First and foremost, the staged and planned curriculum is all the more important for children because their primary school experiences will set the foundations for their later learning. Secondly, the course-book is not naturally used only in the structured setting of the school. Many children, after all, are being taught very successfully and imaginatively in non-formal contexts with keen and dedicated teachers. They should be offered ways of designing an informal curriculum for their learners so that when learners enter the mainstream of formal education they will have already established the bases for language learning. Besides they should not have lost that innocence, that enthusiasm, which characterises children and which, so much, formal teaching often dispels.
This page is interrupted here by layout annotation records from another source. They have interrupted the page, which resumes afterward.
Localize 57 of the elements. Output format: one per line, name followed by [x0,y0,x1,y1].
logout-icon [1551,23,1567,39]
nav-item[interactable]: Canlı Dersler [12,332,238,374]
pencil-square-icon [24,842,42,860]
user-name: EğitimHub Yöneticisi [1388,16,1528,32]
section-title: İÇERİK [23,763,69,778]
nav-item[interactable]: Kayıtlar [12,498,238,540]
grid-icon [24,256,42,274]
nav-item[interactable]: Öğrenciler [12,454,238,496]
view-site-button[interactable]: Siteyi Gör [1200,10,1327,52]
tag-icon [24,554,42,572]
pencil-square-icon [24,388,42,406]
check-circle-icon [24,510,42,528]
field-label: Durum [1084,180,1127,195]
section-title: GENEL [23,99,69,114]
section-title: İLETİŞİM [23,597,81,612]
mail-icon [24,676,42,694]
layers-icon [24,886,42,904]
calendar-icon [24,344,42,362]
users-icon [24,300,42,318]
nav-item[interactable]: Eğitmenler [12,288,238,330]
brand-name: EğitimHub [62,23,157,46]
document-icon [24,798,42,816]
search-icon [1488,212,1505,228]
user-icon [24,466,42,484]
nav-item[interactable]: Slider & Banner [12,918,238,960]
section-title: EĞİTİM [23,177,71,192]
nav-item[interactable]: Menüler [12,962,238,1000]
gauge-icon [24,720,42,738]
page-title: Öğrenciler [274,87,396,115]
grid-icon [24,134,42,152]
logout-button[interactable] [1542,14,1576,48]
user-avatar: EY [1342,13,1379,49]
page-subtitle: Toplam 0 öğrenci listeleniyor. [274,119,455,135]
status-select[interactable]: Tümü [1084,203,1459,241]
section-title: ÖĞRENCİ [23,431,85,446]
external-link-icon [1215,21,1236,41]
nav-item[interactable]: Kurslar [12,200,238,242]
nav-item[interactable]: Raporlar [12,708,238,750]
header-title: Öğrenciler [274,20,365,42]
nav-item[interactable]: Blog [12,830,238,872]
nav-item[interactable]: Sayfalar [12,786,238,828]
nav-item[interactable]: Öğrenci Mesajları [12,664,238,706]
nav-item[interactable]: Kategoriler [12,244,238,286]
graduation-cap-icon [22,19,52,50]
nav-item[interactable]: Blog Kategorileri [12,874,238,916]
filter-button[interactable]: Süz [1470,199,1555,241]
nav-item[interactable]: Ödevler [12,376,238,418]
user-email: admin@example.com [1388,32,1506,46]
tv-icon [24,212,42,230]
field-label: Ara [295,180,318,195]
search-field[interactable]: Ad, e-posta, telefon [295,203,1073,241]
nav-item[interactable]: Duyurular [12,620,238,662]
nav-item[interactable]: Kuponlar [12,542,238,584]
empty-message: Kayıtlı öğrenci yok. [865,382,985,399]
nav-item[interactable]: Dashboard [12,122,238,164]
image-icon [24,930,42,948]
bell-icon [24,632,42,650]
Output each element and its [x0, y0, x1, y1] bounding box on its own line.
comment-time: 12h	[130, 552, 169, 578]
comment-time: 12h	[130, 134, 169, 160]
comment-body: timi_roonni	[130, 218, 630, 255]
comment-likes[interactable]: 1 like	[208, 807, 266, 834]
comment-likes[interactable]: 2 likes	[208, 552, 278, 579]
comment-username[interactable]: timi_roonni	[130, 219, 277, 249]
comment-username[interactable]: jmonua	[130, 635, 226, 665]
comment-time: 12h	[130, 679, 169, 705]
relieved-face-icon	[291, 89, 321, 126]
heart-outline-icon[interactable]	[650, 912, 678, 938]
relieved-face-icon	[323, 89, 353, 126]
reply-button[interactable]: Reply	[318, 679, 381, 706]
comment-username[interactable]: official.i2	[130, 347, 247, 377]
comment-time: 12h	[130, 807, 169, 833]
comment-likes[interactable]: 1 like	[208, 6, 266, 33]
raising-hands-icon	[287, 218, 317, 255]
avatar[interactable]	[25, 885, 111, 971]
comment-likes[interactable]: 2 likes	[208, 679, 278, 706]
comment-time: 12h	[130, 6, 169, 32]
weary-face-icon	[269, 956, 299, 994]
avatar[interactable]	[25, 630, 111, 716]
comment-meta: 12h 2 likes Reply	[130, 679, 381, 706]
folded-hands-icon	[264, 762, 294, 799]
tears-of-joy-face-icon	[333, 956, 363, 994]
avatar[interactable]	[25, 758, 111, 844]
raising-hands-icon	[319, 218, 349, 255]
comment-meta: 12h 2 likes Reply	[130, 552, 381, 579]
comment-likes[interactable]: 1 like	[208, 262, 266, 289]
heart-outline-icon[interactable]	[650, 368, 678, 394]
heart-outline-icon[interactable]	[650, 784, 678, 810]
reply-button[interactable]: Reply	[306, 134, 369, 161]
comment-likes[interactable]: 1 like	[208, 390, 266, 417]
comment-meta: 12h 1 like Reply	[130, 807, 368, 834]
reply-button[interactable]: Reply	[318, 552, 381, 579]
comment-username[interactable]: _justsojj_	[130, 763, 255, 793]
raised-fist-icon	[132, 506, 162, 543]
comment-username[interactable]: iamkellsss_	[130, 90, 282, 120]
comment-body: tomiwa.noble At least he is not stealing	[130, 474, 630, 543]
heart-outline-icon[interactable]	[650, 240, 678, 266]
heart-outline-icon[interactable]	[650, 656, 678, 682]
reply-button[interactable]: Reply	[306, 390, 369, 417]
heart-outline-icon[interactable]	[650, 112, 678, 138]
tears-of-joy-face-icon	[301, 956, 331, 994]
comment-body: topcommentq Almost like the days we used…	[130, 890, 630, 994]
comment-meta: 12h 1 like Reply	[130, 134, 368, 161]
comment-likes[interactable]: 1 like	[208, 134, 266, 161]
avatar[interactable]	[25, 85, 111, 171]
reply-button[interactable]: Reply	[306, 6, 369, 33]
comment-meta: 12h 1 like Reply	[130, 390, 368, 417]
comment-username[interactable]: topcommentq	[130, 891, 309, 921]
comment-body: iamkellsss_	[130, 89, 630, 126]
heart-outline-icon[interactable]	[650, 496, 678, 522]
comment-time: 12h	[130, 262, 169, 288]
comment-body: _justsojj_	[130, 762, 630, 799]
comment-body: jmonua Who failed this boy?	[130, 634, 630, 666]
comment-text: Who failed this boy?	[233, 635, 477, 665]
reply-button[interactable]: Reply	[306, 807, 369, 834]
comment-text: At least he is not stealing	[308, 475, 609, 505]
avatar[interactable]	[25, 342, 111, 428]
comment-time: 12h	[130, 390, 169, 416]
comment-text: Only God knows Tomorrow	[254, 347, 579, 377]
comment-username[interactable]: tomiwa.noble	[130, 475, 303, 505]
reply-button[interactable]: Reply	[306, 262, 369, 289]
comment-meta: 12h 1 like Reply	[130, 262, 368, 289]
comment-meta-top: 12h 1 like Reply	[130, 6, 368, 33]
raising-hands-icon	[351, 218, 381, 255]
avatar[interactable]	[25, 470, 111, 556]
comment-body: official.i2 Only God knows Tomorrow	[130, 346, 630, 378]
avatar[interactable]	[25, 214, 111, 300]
Thus, the activities, included in the curriculum for primary school children, should be organised with different types of learning task in mind, emphasising a range of language skills and modes of learning. To be able to do this a few main things, among others, should be kept in mind while starting the English course in the primary classroom. In the first instance, there should be a great emphasis on learning by doing, echoing here the great theorists, like Pestalozzi, Dewey and Kilpatrick, of practical learning with heart, head and hand. In the second instance, the activities should be structured so that they can easily be chained into a sequence for particular learning groups and at each stage teachers are offered opportunities for action research with their own learners so that they can explore the effects of particular activity choice. This second consideration makes the teacher as a designer of his own practical English course thoroughly investigate three large areas: the natural capacities and instincts children bring to the classroom; attitude goals and content goals; realistic English as the intended product.